Editor’s note: This transcript has been edited and condensed. The full-length interview is available on The Fingers Podcast for paying subscribers. To become a paying subscriber, click here.
Meet Dan Ozzi, music journalist and author of Sellout
Dave Infante, Fingers: Dan Ozzi, author of the new book Sellout: The Major-Label Feeding Frenzy That Swept Punk Emo and Hardcore 1994-2007. Welcome to the Fingers Podcast. How’s it feel to have the book out in the world?
Dan Ozzi, author of Sellout: Relieving! It feels like it's everybody else's problem now. In the month before it came out, I had to be like, you know, like, every single day I had a schedule some kind of social media thing. Did you preorder the book yet? Don't forget to preorder it. Hey, when you preorder today, you get a free tote bag. Look at me, look at me, look at me, don't forget about me. And now it's like out and people are getting their copies, and they're just posting them on the internet, I kind of just have to sit back and watch it. I don't have to like be so thirsty on main anymore. So that's fun.
You can go back to being thirsty on finsta, where that belongs.
Yeah, where we'd all rather be.
You and I first met when you were writing for Noisey. That would have been… what, middle of last decade? How long have you been covering this scene?
I hate thinking about how long it’s been. Probably in earnest since 2013. So yeah, I'll be coming up on a decade. I got two books under my belt in that time. It seems good. I'd like to do another one within the next couple years. We’ll see.
Tell me a little bit about this book, Sellout. For people who aren't as familiar with how pivotal this period [1994-2007] was in the music scene, why did do you think this was significant in forming the music industry sort of as we know it today?
I see it as like an overlooked area, a very weird gray area. In the ‘80s, independent rock music was Black Flag, Fugazi, Big Black, Mudhoney, bands that were not interested in major labels. And major labels weren't interested in them, so they got to just fly their DIY flag. We look back at them as heroes, right? But in more recent years, popular indie rock music was like, The Strokes and The White Stripes, and The Yeah Yeah Yeahs. People who were like, well, yeah, fuck being poor, like we want go out with models and hang out with celebrities and be rock stars.
Whenever something is popular, you just get like 10 years of a watered-down version of it.

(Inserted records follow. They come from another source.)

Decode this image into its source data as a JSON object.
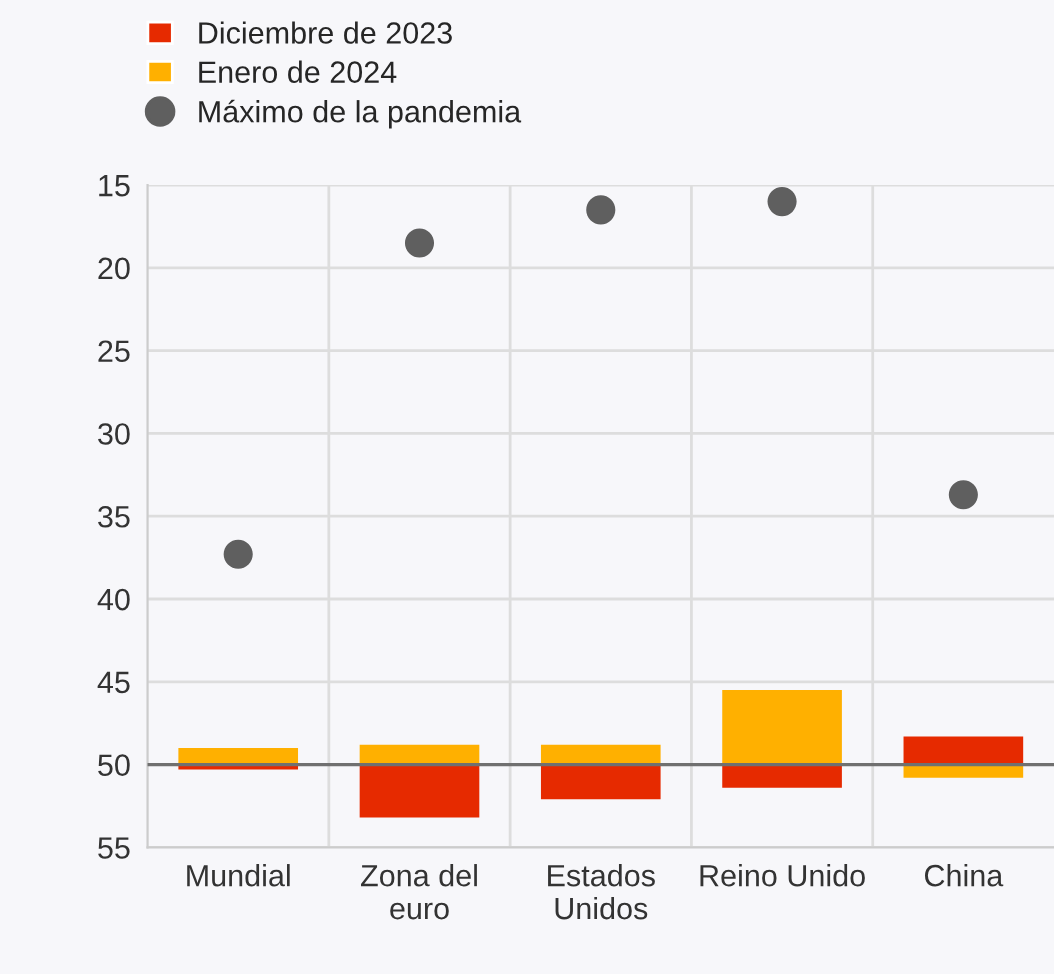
{
  "chart_data": {
    "type": "bar",
    "categories": [
      "Mundial",
      "Zona del\neuro",
      "Estados\nUnidos",
      "Reino Unido",
      "China"
    ],
    "series": [
      {
        "name": "Diciembre de 2023",
        "color": "#e62a00",
        "base": [
          50,
          50,
          50,
          50,
          50
        ],
        "values": [
          0.3,
          3.2,
          2.1,
          1.4,
          -1.7
        ]
      },
      {
        "name": "Enero de 2024",
        "color": "#ffb000",
        "base": [
          50,
          50,
          50,
          50,
          50
        ],
        "values": [
          -1.0,
          -1.2,
          -1.2,
          -4.5,
          0.8
        ]
      },
      {
        "name": "Máximo de la pandemia",
        "type": "scatter",
        "color": "#5f5f5f",
        "x": [
          "Mundial",
          "Zona del\neuro",
          "Estados\nUnidos",
          "Reino Unido",
          "China"
        ],
        "values": [
          37.3,
          18.5,
          16.5,
          16.0,
          33.7
        ]
      }
    ],
    "ylim": [
      55,
      15
    ],
    "yticks": [
      15,
      20,
      25,
      30,
      35,
      40,
      45,
      50,
      55
    ],
    "ref_lines": [
      {
        "axis": "y",
        "value": 50,
        "color": "#707070"
      }
    ],
    "grid": true,
    "legend": "top left",
    "marker": "circle"
  }
}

But there was this weird period in the middle that I grew up with that seemed to have gone undocumented until now, where you have the shift from one era to another. Some bands were just who were just kids were getting offered like, a million bucks to make two records for Geffen. But there was this weird punk guilt that came with it where you could take that million dollar check, but you might lose your entire fanbase. They might turn on you. So I wanted to document this weird era that I live through where it was like indie rock meets fame. The moral conflict, the ethical dilemmas that these people faced.